La suite immédiate n’aura cependant pas été beaucoup plus brillante, jusqu’au moment où nous allons voir intervenir un homme de la nouvelle génération. Si Adeyemi Lawson avait dû se faire tout seul, et dans un domaine qui n’était pas qu’une affaire de finance, et si son fils Kolapo était resté du côté des experts comptables, Arnold Ekpe, lui, avait goûté avec profit aux enseignements reçus chez Citibank dont il faut rappeler qu’il se considérait comme en étant devenu une sorte de missionnaire à travers l’ensemble du continent africain…

Stephen Williams écrit :
« En 1996, Arnold Ekpe a été nommé directeur général d’Ecobank, après avoir travaillé pour Citibank. Ekpe a dirigé le processus d’expansion en Afrique de l’Ouest, en ouvrant des succursales au Burkina Faso, au Mali, en Guinée, au Libéria, au Niger et au Sénégal, et en aidant également à sécuriser le financement des investissements, comme celui du prince Alwaleed d’Arabie saoudite, de la Société financière internationale (IFC) de la Banque mondiale. et le West Africa Growth Fund. »

Mis en alerte par la survenue inattendue du… prince Alwaleed, nous avons eu l’impression que ce nom ne nous était pas totalement inconnu… Un rapide retour au Rapport annuel (2005) du Groupe Ecobank, nous a en effet permis de retrouver cette présentation qui y était faite d’un membre du Conseil d’Administration…

« Kofi Bucknor est le représentant de Kingdom Zephyr Africa Management Company et Directeur Général de J. Kofi Bucknor & Associates au Ghana. Il a occupé des postes de responsabilité dans plusieurs sociétés en Afrique de l’Ouest, en Europe et aux États-Unis. Président du Conseil d’administration du Ghana Stock Exchange et conseiller du Prince Alwaleed Bin Talal Bin abdulaziz Al Saud d’Arabie Saoudite. Il représente Kingdom Holding au Conseil d’administration. » (page 11 du document papier)

Renseignement pris, il s’avère que Jude Kofi Bucknor est né au Ghana en 1955. Nous retrouvons une nouvelle fois cette synergie entre Nigérians et Ghanéens. Mais ce nouvel arrivant va nous entraîner bien plus loin qu’au Ghana… Un premier élément est très significatif : le prince Alwaleed Bin Talal Bin abdulaziz Al Saud n’est autre que l’un des petit-fils du roi Ibn Saoud, fondateur de l’Arabie  Saoudite… dont on sait, par ailleurs, les liens très étroits qu’il avait noué avec les États-Unis, tout particulièrement à partir de sa rencontre avec le président Franklin Roosevelt, le 14 février 1945, sur le croiseur Quincy…

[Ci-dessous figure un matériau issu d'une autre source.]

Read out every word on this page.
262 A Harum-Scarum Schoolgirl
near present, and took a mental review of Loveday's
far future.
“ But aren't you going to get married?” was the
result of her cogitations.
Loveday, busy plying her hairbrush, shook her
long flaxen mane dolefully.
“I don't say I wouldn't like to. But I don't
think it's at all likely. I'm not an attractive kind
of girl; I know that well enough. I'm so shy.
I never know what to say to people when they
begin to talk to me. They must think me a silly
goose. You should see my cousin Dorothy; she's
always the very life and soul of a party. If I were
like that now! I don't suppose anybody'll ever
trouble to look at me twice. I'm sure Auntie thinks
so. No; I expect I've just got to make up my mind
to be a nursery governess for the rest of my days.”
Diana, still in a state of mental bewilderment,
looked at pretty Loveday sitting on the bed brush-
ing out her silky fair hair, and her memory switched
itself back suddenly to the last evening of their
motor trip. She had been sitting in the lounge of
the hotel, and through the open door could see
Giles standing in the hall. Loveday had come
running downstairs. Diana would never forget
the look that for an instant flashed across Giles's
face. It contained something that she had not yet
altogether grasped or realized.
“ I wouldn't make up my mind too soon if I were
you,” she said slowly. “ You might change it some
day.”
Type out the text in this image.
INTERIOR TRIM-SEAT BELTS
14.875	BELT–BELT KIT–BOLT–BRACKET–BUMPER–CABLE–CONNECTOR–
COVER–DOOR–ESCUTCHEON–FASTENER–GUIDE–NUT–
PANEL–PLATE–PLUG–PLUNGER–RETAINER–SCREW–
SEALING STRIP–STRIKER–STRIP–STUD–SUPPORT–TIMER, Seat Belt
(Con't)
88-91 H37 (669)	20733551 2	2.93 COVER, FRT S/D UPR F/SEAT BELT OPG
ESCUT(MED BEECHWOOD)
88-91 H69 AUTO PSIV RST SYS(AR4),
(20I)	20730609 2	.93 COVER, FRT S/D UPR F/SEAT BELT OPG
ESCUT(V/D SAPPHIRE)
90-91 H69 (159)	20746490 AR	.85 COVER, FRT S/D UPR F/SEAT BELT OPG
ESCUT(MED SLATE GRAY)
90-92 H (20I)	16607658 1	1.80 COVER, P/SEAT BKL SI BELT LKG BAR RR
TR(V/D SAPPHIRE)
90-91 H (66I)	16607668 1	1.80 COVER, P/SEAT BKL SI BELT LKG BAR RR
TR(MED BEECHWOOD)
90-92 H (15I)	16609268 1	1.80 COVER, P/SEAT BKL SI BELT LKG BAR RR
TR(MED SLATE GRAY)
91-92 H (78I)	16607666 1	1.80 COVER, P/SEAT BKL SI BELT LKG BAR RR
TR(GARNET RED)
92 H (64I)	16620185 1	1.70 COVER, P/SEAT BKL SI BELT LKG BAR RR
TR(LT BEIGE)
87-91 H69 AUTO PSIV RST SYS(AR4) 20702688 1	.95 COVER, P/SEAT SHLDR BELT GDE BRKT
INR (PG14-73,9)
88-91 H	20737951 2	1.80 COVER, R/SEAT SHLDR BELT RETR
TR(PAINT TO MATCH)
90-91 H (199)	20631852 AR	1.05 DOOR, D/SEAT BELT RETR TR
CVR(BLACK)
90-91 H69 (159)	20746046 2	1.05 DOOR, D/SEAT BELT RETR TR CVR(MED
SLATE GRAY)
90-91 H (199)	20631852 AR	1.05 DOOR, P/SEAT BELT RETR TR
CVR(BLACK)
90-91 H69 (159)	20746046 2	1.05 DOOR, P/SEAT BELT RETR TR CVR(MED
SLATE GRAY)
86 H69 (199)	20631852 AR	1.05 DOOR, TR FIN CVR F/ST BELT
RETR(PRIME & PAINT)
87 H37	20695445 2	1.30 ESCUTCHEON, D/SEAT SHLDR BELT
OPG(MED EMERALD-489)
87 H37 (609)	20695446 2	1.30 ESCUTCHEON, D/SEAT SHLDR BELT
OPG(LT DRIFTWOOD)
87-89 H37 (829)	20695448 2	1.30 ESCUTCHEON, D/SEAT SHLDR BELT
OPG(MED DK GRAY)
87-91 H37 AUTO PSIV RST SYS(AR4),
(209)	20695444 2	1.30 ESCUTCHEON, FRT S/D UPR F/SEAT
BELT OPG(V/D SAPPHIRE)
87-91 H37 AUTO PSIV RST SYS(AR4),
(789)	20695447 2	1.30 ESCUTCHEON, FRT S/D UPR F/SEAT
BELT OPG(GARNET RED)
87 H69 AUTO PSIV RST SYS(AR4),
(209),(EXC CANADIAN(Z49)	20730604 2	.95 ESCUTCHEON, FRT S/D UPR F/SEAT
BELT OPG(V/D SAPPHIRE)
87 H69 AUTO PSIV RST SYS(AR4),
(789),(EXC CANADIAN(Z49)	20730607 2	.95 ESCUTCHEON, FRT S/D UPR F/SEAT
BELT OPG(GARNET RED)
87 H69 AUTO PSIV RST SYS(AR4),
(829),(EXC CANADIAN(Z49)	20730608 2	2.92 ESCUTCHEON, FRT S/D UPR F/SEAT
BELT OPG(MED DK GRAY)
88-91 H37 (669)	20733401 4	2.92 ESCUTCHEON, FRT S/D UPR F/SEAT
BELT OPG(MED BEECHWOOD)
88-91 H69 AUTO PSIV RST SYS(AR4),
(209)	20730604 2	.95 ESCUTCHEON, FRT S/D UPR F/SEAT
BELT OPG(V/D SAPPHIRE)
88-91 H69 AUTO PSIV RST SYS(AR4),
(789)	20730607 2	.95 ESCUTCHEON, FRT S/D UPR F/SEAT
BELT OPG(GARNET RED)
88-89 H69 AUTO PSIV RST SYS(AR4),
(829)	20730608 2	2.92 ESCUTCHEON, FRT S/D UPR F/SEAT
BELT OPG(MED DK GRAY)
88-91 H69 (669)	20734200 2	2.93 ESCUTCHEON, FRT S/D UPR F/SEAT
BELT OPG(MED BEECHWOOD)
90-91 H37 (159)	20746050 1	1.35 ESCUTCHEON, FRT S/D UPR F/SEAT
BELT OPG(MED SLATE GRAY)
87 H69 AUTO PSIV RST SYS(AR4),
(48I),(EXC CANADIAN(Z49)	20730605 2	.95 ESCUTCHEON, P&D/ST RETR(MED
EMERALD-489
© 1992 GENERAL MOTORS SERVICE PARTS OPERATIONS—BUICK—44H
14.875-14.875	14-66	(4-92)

Que peut peser la présence de l’Arabie saoudite dans le capital d’Ecobank ? Quelle est la dimension des capitaux sur lesquels le Ghanéen Jude Kofi Bucknor doit veiller pour le compte du prince Alwaleed ?

S’agissant plus précisément de la société Kingdom Holding, il importe de remarquer qu’elle appartient à 95% à celui-ci… Il en est le maître absolu… Pourrions-nous avoir une idée un peu plus précise des domaines dans lesquels, outre Ecobank, cet héritier d’une part importante de la fortune pétrolière saoudienne a choisi d’investir ?

Voici les informations très significatives que nous avons pu extraire et réduire à l’essentiel en consultant le lien : https://fr.qwe.wiki/wiki/Al-Waleed_bin_Talal . Elles vont nous remettre sur une piste que nous commençons à très bien connaître.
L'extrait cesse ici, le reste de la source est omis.